In theory, the advantages of a modern Data Lake over a legacy data warehouse are quite obvious. In practice, they are not. Many businesses’ data warehouses have been proven to work with their existing analytics workflows. The promise of improving these workflows with a new strategic approach is met with strong skepticism and detailed questions.
Fortunately, we have answers. We have years of cutting-edge Data Lake experience that includes global scale data solutions based on Microsoft’s Azure cloud platform.
In this blog series, we have compiled our answers to some of the most common questions we have encountered along the way. We hope you will find them useful, as you explore your own Data Lake opportunities.
“Should all my data warehouse’s structured, pre-calculated and pre-aggregated data be loaded to the Data Lake’s landing zone?”
Possibly. Doing so will probably mean lower setup costs and higher maintenance costs. Not doing so will probably mean higher setup costs and lower maintenance costs.

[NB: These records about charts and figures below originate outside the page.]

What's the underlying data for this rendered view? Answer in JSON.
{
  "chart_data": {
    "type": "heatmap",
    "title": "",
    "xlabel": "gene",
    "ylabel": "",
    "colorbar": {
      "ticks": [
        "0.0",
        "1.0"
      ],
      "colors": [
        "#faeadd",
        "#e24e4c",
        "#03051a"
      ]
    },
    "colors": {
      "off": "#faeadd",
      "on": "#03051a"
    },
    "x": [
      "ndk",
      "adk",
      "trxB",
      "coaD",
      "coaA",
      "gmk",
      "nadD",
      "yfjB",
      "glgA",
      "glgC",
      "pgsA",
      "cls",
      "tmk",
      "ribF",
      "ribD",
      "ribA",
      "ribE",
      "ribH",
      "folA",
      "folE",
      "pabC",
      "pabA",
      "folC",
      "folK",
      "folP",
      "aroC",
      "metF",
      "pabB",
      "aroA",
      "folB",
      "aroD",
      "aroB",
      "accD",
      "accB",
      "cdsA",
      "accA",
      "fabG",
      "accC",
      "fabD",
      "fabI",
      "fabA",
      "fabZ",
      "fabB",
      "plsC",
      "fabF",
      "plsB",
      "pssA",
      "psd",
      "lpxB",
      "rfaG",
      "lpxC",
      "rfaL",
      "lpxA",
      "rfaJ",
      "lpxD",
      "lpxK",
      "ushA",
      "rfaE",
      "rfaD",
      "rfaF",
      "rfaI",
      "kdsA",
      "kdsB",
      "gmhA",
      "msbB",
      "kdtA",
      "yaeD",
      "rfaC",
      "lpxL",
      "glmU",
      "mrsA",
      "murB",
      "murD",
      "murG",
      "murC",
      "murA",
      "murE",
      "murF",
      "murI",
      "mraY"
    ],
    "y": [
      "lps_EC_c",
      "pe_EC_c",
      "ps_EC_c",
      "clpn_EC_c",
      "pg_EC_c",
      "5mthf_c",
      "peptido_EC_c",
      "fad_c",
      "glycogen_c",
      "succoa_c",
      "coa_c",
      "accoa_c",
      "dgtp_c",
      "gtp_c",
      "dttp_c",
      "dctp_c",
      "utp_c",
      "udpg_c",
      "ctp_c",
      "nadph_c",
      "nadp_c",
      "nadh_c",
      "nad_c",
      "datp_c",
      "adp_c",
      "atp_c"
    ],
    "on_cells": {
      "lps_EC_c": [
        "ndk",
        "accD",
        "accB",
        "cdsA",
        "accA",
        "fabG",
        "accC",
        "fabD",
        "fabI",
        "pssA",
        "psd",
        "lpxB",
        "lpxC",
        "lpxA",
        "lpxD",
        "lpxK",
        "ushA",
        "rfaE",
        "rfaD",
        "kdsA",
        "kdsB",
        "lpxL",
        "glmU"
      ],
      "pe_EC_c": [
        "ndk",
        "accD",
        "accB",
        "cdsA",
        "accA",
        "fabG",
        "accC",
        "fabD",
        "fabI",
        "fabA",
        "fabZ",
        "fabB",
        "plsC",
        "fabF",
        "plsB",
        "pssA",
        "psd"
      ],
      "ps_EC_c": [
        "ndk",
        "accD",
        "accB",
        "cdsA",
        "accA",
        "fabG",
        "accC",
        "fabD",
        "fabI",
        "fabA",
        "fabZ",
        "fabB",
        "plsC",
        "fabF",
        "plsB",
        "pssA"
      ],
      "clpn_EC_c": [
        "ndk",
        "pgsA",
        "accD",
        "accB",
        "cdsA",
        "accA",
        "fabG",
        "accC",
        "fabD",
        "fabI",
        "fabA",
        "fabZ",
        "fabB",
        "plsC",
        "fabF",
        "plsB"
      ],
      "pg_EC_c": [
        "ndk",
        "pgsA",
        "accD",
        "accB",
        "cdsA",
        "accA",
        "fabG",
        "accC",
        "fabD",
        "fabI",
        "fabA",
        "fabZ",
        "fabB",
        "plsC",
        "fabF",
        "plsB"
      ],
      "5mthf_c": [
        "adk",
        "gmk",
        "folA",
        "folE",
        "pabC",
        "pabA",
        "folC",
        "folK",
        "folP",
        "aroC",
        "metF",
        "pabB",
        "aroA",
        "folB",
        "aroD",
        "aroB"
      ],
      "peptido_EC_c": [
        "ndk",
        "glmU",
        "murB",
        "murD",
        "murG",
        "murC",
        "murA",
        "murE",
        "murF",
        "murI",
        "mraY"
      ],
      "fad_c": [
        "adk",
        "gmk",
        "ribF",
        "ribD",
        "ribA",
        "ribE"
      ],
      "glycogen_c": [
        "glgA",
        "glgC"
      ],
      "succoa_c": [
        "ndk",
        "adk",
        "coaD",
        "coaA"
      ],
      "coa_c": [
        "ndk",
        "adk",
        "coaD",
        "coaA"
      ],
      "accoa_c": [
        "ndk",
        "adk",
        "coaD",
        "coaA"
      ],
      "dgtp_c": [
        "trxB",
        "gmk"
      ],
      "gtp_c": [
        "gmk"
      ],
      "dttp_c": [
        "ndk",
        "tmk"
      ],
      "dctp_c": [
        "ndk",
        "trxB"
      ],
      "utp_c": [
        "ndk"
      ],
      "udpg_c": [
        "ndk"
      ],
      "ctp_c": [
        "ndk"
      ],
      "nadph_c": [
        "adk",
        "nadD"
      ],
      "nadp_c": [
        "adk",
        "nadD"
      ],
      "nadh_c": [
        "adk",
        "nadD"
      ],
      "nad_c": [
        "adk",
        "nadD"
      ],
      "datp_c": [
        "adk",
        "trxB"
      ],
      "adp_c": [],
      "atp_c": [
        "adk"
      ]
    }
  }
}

Aggregates and pre-aggregates can be moved to a landing zone and be treated as raw data in the Data Lake. This solution is faster and cheaper to implement, but it may carry additional maintenance costs. The disadvantage of this approach is that correct data linage may be impossible to achieve, and the transformation logic will be maintained outside the Data Lake.
The second option is to import raw data and do the aggregations on the Data Lakes’/cloud side. The pros are that the logic will be stored in one place, data linage will be correct, and we can use all the cloud scaling power to speed up the process. The cons are that it will take more effort at the beginning and will cost more during initial implementation.